Loss Given Default (LGD)
Loss Given Default (LGD) is a financial metric that estimates the amount of loss a lender incurs if a borrower defaults on a loan, expressed as a percentage of the total exposure at the time of default. This is evaluated within Role of Credit Scores.
Plain-Language Meaning
This term refers to the portion of a loan that is not recovered by the lender after a borrower fails to repay, taking into account any collateral or recoveries. It is a key measure used in risk management and credit analysis.
Practical Example
If you default on a car loan and the lender repossesses and sells the car but still cannot recover the full loan amount, the remaining unpaid balance represents the Loss Given Default for the lender.
What It Does Not Mean
Loss Given Default does not refer to the likelihood of a borrower defaulting, nor does it indicate the total amount of the loan; it specifically measures the loss after accounting for recoveries post-default.
How the System Uses It
The system uses Loss Given Default to assess potential losses in the event of borrower default, which helps in setting interest rates, determining credit limits, and managing overall credit risk exposure.
Common Misconceptions
- “LGD is the same as the probability of default.” LGD measures the loss after default, not the chance that default will occur.

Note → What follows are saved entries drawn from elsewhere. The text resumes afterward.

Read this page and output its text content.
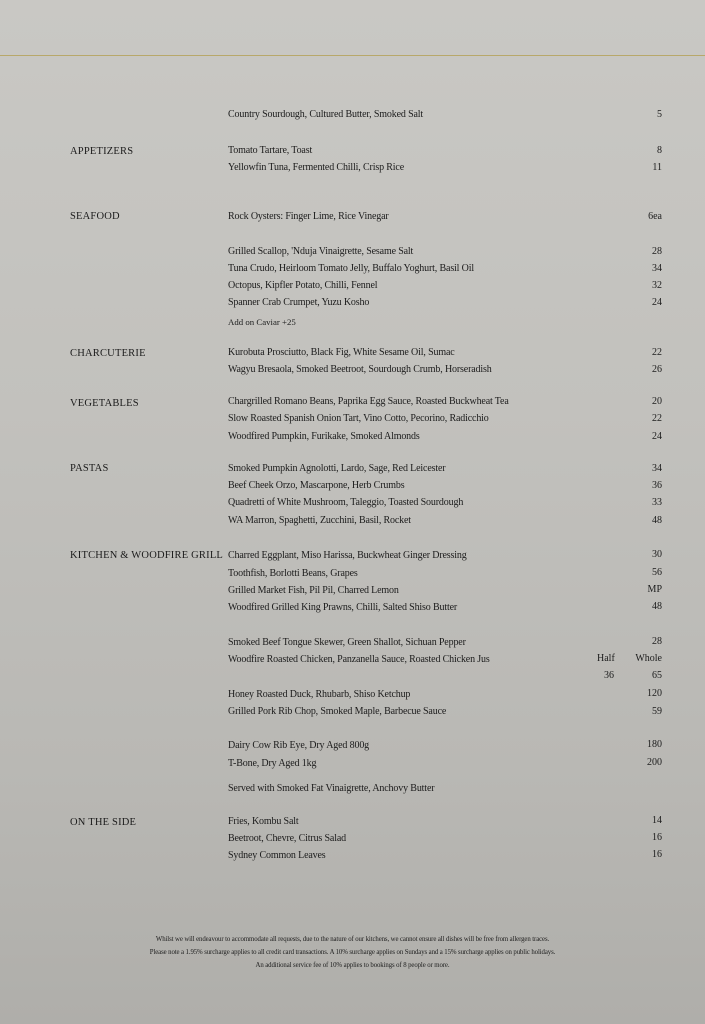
Country Sourdough, Cultured Butter, Smoked Salt	5
APPETIZERS	Tomato Tartare, Toast	8
Yellowfin Tuna, Fermented Chilli, Crisp Rice	11
SEAFOOD	Rock Oysters: Finger Lime, Rice Vinegar	6ea
Grilled Scallop, 'Nduja Vinaigrette, Sesame Salt	28
Tuna Crudo, Heirloom Tomato Jelly, Buffalo Yoghurt, Basil Oil	34
Octopus, Kipfler Potato, Chilli, Fennel	32
Spanner Crab Crumpet, Yuzu Kosho	24
Add on Caviar +25
CHARCUTERIE	Kurobuta Prosciutto, Black Fig, White Sesame Oil, Sumac	22
Wagyu Bresaola, Smoked Beetroot, Sourdough Crumb, Horseradish	26
VEGETABLES	Chargrilled Romano Beans, Paprika Egg Sauce, Roasted Buckwheat Tea	20
Slow Roasted Spanish Onion Tart, Vino Cotto, Pecorino, Radicchio	22
Woodfired Pumpkin, Furikake, Smoked Almonds	24
PASTAS	Smoked Pumpkin Agnolotti, Lardo, Sage, Red Leicester	34
Beef Cheek Orzo, Mascarpone, Herb Crumbs	36
Quadretti of White Mushroom, Taleggio, Toasted Sourdough	33
WA Marron, Spaghetti, Zucchini, Basil, Rocket	48
KITCHEN & WOODFIRE GRILL Charred Eggplant, Miso Harissa, Buckwheat Ginger Dressing	30
Toothfish, Borlotti Beans, Grapes	56
Grilled Market Fish, Pil Pil, Charred Lemon	MP
Woodfired Grilled King Prawns, Chilli, Salted Shiso Butter	48
Smoked Beef Tongue Skewer, Green Shallot, Sichuan Pepper	28
Woodfire Roasted Chicken, Panzanella Sauce, Roasted Chicken Jus	Half Whole
36	65
Honey Roasted Duck, Rhubarb, Shiso Ketchup	120
Grilled Pork Rib Chop, Smoked Maple, Barbecue Sauce	59
Dairy Cow Rib Eye, Dry Aged 800g	180
T-Bone, Dry Aged 1kg	200
Served with Smoked Fat Vinaigrette, Anchovy Butter
ON THE SIDE	Fries, Kombu Salt	14
Beetroot, Chevre, Citrus Salad	16
Sydney Common Leaves	16
Whilst we will endeavour to accommodate all requests, due to the nature of our kitchens, we cannot ensure all dishes will be free from allergen traces.
Please note a 1.95% surcharge applies to all credit card transactions. A 10% surcharge applies on Sundays and a 15% surcharge applies on public holidays.
An additional service fee of 10% applies to bookings of 8 people or more.
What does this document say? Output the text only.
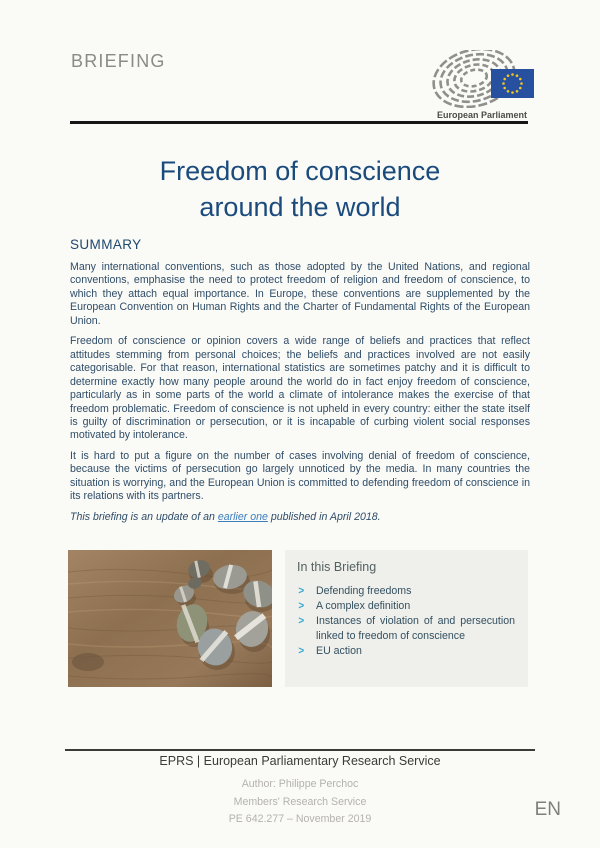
BRIEFING
European Parliament
Freedom of conscience
around the world
SUMMARY

Many international conventions, such as those adopted by the United Nations, and regional conventions, emphasise the need to protect freedom of religion and freedom of conscience, to which they attach equal importance. In Europe, these conventions are supplemented by the European Convention on Human Rights and the Charter of Fundamental Rights of the European Union.

Freedom of conscience or opinion covers a wide range of beliefs and practices that reflect attitudes stemming from personal choices; the beliefs and practices involved are not easily categorisable. For that reason, international statistics are sometimes patchy and it is difficult to determine exactly how many people around the world do in fact enjoy freedom of conscience, particularly as in some parts of the world a climate of intolerance makes the exercise of that freedom problematic. Freedom of conscience is not upheld in every country: either the state itself is guilty of discrimination or persecution, or it is incapable of curbing violent social responses motivated by intolerance.

It is hard to put a figure on the number of cases involving denial of freedom of conscience, because the victims of persecution go largely unnoticed by the media. In many countries the situation is worrying, and the European Union is committed to defending freedom of conscience in its relations with its partners.

This briefing is an update of an earlier one published in April 2018.

In this Briefing
> Defending freedoms
> A complex definition
> Instances of violation of and persecution linked to freedom of conscience
> EU action
EPRS | European Parliamentary Research Service
Author: Philippe Perchoc
Members' Research Service
PE 642.277 – November 2019	EN
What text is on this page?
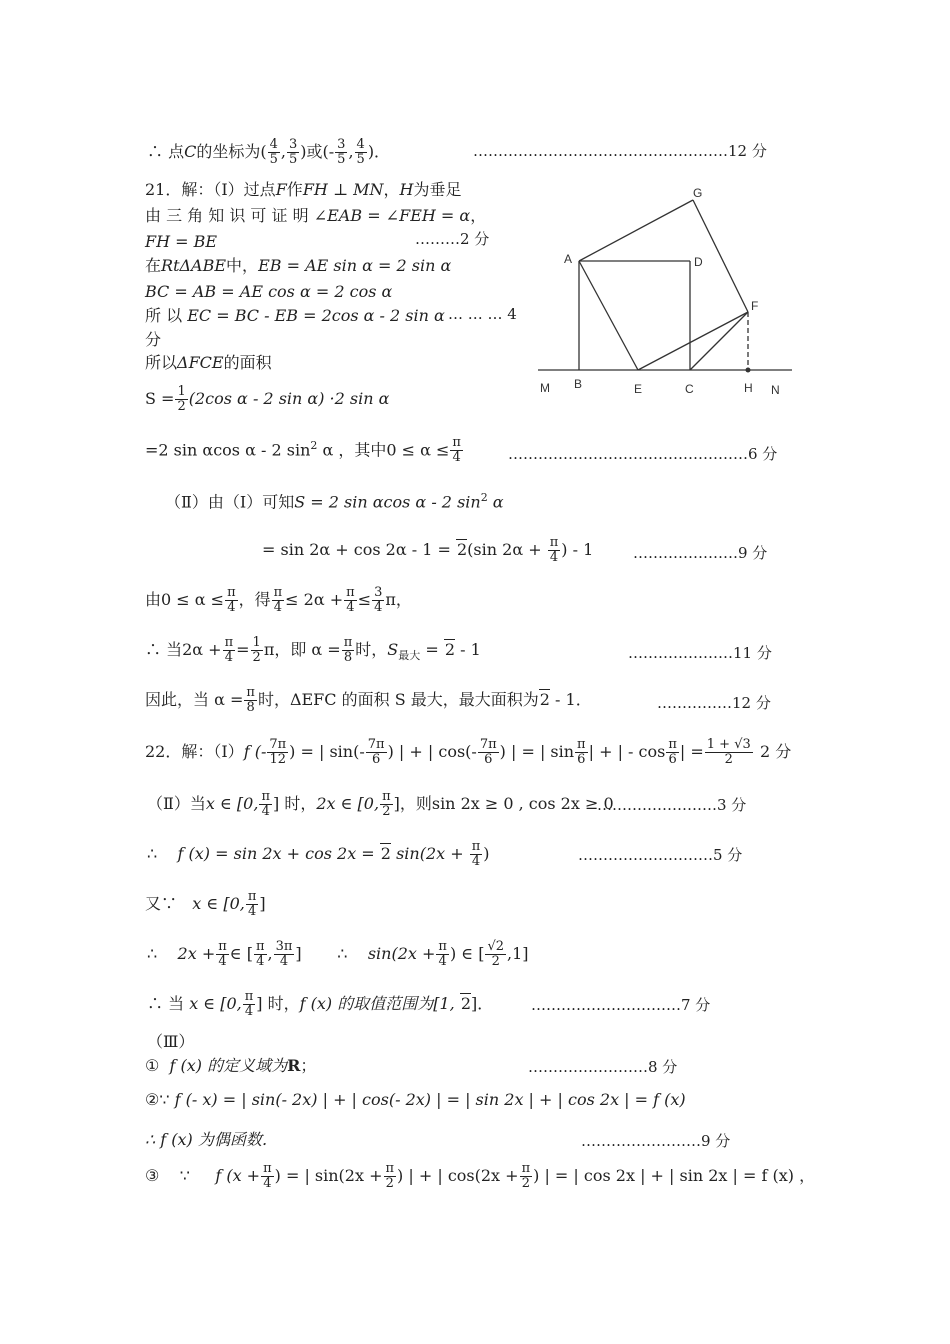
∴ 点C的坐标为( $\frac{4}{5}$ , $\frac{3}{5}$ )或(- $\frac{3}{5}$ , $\frac{4}{5}$ )．	……………………………………………12 分
21．解：（Ⅰ）过点F作FH ⊥ MN，H为垂足
由 三 角 知 识 可 证 明 ∠EAB = ∠FEH = α，
FH = BE	………2 分
在RtΔABE中，EB = AE sin α = 2 sin α
BC = AB = AE cos α = 2 cos α
所 以 EC = BC - EB = 2cos α - 2 sin α … … … 4
分
所以ΔFCE的面积
$S = \frac{1}{2} (2\cos$ α - 2 sin α) ·2 sin α
=2 sin αcos α - 2 $\sin^2 \alpha$ ，其中$0 \le \alpha \le \frac{\pi}{4}$	…………………………………………6 分
（Ⅱ）由（Ⅰ）可知S = 2 sin αcos α - 2 $\sin^2 \alpha$
= sin 2α + cos 2α - 1 = 2(sin $2\alpha + \frac{\pi}{4}$ ) - 1	…………………9 分
由$0 \le \alpha \le \frac{\pi}{4}$ ，得 $\frac{\pi}{4} \le 2\alpha + \frac{\pi}{4} \le \frac{3}{4}$ π，
∴ 当$2\alpha + \frac{\pi}{4} = \frac{1}{2}$ π，即 $\alpha = \frac{\pi}{8}$ 时，$S_{最大} = 2 - 1$	…………………11 分
因此，当 $\alpha = \frac{\pi}{8}$ 时，ΔEFC 的面积 S 最大，最大面积为2 - 1．	……………12 分
22．解：（Ⅰ）f (- $\frac{7\pi}{12}$ ) = | $\sin(- \frac{7\pi}{6}$ ) | + | $\cos(- \frac{7\pi}{6}$ ) | = | $\sin \frac{\pi}{6}$ | + | - $\cos \frac{\pi}{6}$ | = $\frac{1 + √3}{2} 2$ 分
（Ⅱ）当x ∈ [0, $\frac{\pi}{4}$ ] 时，2x ∈ [0, $\frac{\pi}{2}$ ]，则sin 2x ≥ 0 , cos 2x ≥ 0
……………………3 分
∴ f (x) = sin 2x + cos 2x = 2 $\sin(2x + \frac{\pi}{4}$ )	………………………5 分
又∵ x ∈ [0, $\frac{\pi}{4}$ ]
∴ $2x + \frac{\pi}{4}$ ∈ [ $\frac{\pi}{4}$ , $\frac{3\pi}{4}$ ] ∴ $\sin(2x + \frac{\pi}{4}$ ) ∈ [ $\frac{√2}{2} ,1$]
∴ 当 x ∈ [0, $\frac{\pi}{4}$ ] 时，f (x) 的取值范围为[1, 2]．	…………………………7 分
（Ⅲ）
① f (x) 的定义域为R；	……………………8 分
②∵ f (- x) = | sin(- 2x) | + | cos(- 2x) | = | sin 2x | + | cos 2x | = f (x)
∴ f (x) 为偶函数．	……………………9 分
③ ∵ f ($x + \frac{\pi}{4}$ ) = | $\sin(2x + \frac{\pi}{2}$ ) | + | $\cos(2x + \frac{\pi}{2}$ ) | = | cos 2x | + | sin 2x | = f (x) ，
G
A	D
F
M B	E	C	H N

- “LGD always equals the total loan amount.” LGD is typically less than the total loan amount because it accounts for any recoveries or collateral.
- “LGD only matters for unsecured loans.” LGD is relevant for both secured and unsecured loans, as it considers all recoveries, including those from collateral.
Related Pages
Related Glossary Terms
FAQ
- How is Loss Given Default calculated? Loss Given Default is calculated by dividing the amount of loss (after recoveries) by the total exposure at the time of default, usually expressed as a percentage.
- Does a lower LGD mean a loan is less risky? A lower LGD indicates that the lender is likely to recover more of the loan amount in case of default, which generally reflects lower loss severity for the lender.